Foi o início da pior crise da economia mundial desde o fim da Segunda Guerra Mundial. Seu impacto sobre o nível de atividade global foi algo inédito na história contemporânea, tanto por sua forte intensidade nos meses iniciais – o recuo foi de 2,3% negativos em 2008 – quanto por sua longa duração. Seus efeitos ainda se fazem sentir de forma intensa, não apenas entre os países emergentes, mas, principalmente, entre os avançados.1

Com o anúncio do encerramento das atividades do Lehman Brothers, os sistemas financeiros em todo o mundo subitamente “congelaram” suas operações, levando a uma busca desenfreada por liquidez, a qualquer custo. Como resultado, os preços dos ativos despencaram e o crédito desapareceu, arrastando consigo para baixo o nível de atividade.

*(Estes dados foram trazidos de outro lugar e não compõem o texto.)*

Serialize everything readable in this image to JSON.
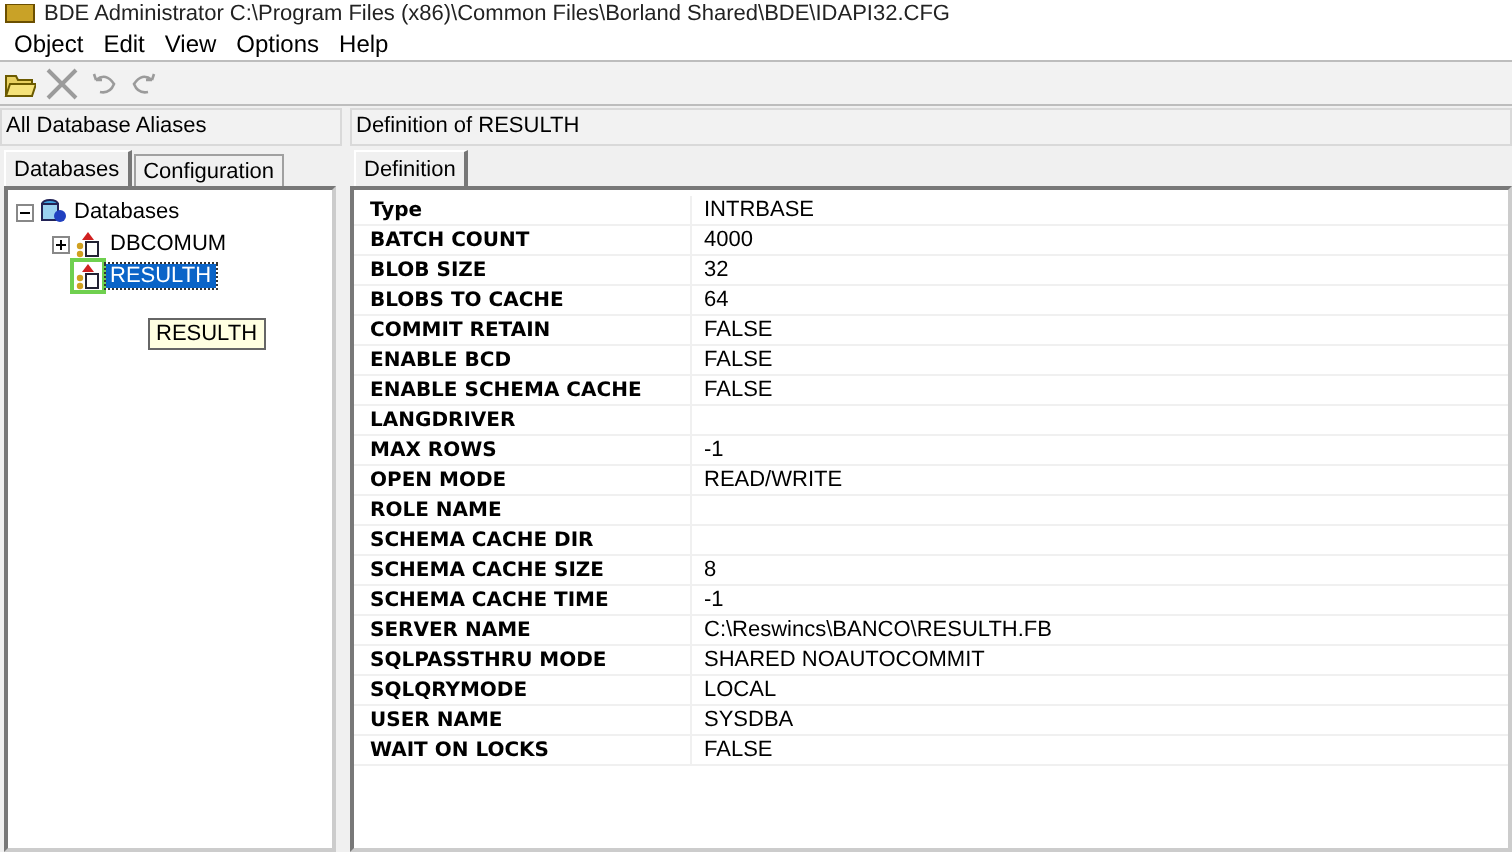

O curioso nesse episódio é que a falência do banco americano não chegou a ser um evento inteiramente inesperado. Pelo contrário, a precariedade da sua situação já era, à época, de domínio público. A deterioração teve trajetória lenta, acompanhando as perdas com investimentos em subprimes (Torres Filho, 2009; Torres Filho e Borça Júnior, 2009). Por este motivo – nos meses imediatamente anteriores à crise –, as taxas de risco aplicadas aos títulos do Lehman Brothers, assim como aos demais grandes bancos americanos, atingiram níveis extremamente elevados.

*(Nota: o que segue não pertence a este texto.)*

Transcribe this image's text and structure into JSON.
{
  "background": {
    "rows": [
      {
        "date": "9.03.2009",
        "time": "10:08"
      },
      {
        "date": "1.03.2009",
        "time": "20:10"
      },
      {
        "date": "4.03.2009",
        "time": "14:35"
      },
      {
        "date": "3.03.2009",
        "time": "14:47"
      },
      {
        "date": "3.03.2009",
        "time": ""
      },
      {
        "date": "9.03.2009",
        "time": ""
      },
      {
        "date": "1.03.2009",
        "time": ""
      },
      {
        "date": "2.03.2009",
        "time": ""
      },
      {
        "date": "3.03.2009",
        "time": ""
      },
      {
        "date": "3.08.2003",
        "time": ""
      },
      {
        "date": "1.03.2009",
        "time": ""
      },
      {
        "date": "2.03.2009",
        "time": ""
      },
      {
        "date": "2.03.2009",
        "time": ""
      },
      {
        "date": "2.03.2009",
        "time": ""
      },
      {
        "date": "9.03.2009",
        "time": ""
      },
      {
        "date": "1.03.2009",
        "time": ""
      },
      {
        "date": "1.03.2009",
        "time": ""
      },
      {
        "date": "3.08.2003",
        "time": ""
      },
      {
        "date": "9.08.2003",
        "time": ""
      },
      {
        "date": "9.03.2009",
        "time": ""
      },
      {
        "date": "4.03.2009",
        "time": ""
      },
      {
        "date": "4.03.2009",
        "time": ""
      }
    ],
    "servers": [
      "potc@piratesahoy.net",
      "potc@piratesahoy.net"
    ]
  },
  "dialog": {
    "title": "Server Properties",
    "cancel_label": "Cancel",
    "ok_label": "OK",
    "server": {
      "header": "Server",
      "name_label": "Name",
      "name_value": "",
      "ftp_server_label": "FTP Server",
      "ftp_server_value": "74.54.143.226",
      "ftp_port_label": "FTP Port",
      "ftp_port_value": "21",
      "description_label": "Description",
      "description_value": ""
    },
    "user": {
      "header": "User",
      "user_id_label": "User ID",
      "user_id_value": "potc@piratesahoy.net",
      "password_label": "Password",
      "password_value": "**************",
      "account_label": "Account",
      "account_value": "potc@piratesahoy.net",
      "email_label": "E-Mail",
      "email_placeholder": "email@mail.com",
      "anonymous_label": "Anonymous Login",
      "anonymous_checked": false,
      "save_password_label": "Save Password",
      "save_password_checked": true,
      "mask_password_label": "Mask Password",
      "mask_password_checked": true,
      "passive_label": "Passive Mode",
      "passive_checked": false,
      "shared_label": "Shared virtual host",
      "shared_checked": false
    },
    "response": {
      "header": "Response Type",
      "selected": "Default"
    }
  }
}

O fato surpreendente nesse episódio não foi, portanto, a bancarrota do Lehman Brothers em si, mas o descaso e a inabilidade com que o caso foi tratado pelas autoridades norte-americanas. Nas situações semelhantes que haviam se sucedido desde o início da

1. A expectativa é que os efeitos da crise de 2008 se farão presentes na economia mundial por longo período de tempo. Ver Torres Filho (2011).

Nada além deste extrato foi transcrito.